Lange wurde über den Luchs diskutiert, nun ist seine Ankunft im Pfälzer Wald absehbar. Im Winter soll die größte Katze Europas dort ausgewildert werden. Mancher sieht das mit Skepsis.

Während Artenschützer noch auf die Ankunft des Wolfs hoffen, steht ein anderer Räuber schon direkt vor der Tür: Der Luchs - die größte Katze Europas - soll bald im Pfälzer Wald angesiedelt werden. Bis die ersten Tiere kommen, wird wohl kein Jahr mehr vergehen. "Der nächstmögliche Termin ist der Winter 2015/16", sagt der Geschäftsführer der Stiftung Natur und Umwelt Rheinland-Pfalz, Jochen Krebühl. In den kommenden Jahren sollen 20 Tiere aus der Schweiz und der Slowakei ihre Tatzen auf Pfälzer Boden setzen. Nicht jeder freut sich darüber. "Wir Nutztierhalter sehen es mit gemischten Gefühlen", sagt der Vorsitzende des Landesverbandes der Schafhalter/Ziegenhalter und Züchter, Werner Neumann. Nach Möglichkeit sollen pro Jahr drei bis vier Tiere "Pfälzer" werden. Ist ein Luchs gefangen, kommt er in Quarantäne, damit er keine Krankheiten einschleppt. Dann wird ihm ein Chip verpasst sowie ein GPS-Halsband, mit dessen Hilfe sein Weg verfolgt werden kann. Der Luchs wandert viel, sein Lebensraum kann bis zu 400 Quadratkilometer groß sein. Erfahrungen zeigten zwar, dass er durch den Verkehr nicht mehr oder weniger gefährdet sei als andere Tiere, sagt Krebühl. Mit dem Projekt wolle man dazu beitragen, die Art zu erhalten, die der Mensch einst weithin ausgerottet habe, sagt Krebühl. Seit 2009 sei im Land keiner mehr gesehen worden. Holt sich der Luchs ein Herdentier, soll der Besitzer entschädigt werden. Land und EU unterstützen das auf sechs Jahre angelegte Projekt. Von den Kosten von 2,75 Millionen Euro trägt die EU die Hälfte, das Umweltministerium in Mainz etwa 400 000 Euro. Beteiligt sind auch der WWF und die Deutsche Wildtierstiftung.
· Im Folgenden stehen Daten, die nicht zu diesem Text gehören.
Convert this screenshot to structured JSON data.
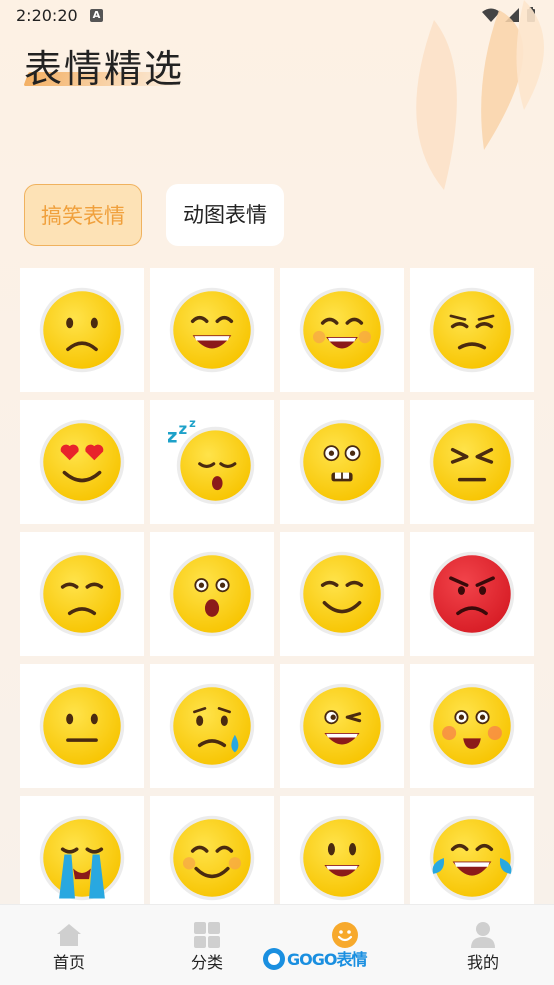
{
  "status_bar": {
    "time": "2:20:20",
    "indicator": "A"
  },
  "header": {
    "title": "表情精选"
  },
  "tabs": [
    {
      "label": "搞笑表情",
      "active": true
    },
    {
      "label": "动图表情",
      "active": false
    }
  ],
  "emoji_grid": [
    "sad-face",
    "grinning-face",
    "laughing-face",
    "smug-face",
    "heart-eyes-face",
    "sleeping-face",
    "bucktooth-face",
    "squinting-face",
    "unamused-face",
    "surprised-face",
    "content-smile-face",
    "angry-red-face",
    "neutral-face",
    "crying-sweat-face",
    "winking-face",
    "flushed-face",
    "loudly-crying-face",
    "blushing-smile-face",
    "happy-face",
    "tears-of-joy-face"
  ],
  "bottom_nav": [
    {
      "label": "首页",
      "icon": "home-icon",
      "active": false
    },
    {
      "label": "分类",
      "icon": "grid-icon",
      "active": false
    },
    {
      "label": "",
      "icon": "smiley-icon",
      "active": true
    },
    {
      "label": "我的",
      "icon": "profile-icon",
      "active": false
    }
  ],
  "watermark": {
    "text": "GOGO表情"
  },
  "colors": {
    "accent": "#f0a03c",
    "emoji_yellow": "#fcd10a",
    "angry_red": "#e52830",
    "tab_active_bg": "#fde2b6"
  }
}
Die Ansiedlung sei eine Bereicherung der Natur, die man nicht verhindern könne und wolle, sagt Neumann vom Verband der Schafhalter. Doch entstehe eine Gefahr für Nutztiere . Es müsse deshalb Präventionsmaßnahmen geben. Die größte Gefahr sehe er darin, dass eine vom Luchs aufgescheuchte Herde auf eine Straße laufe und einen Unfall verursache. Der Landesjagdverband ist für die Ansiedelung. Da der Luchs einen hohen Schutzstatus habe, werde der Wald mitgeschützt vor einer weiteren Zerschneidung der Lebensräume, so ein Sprecher.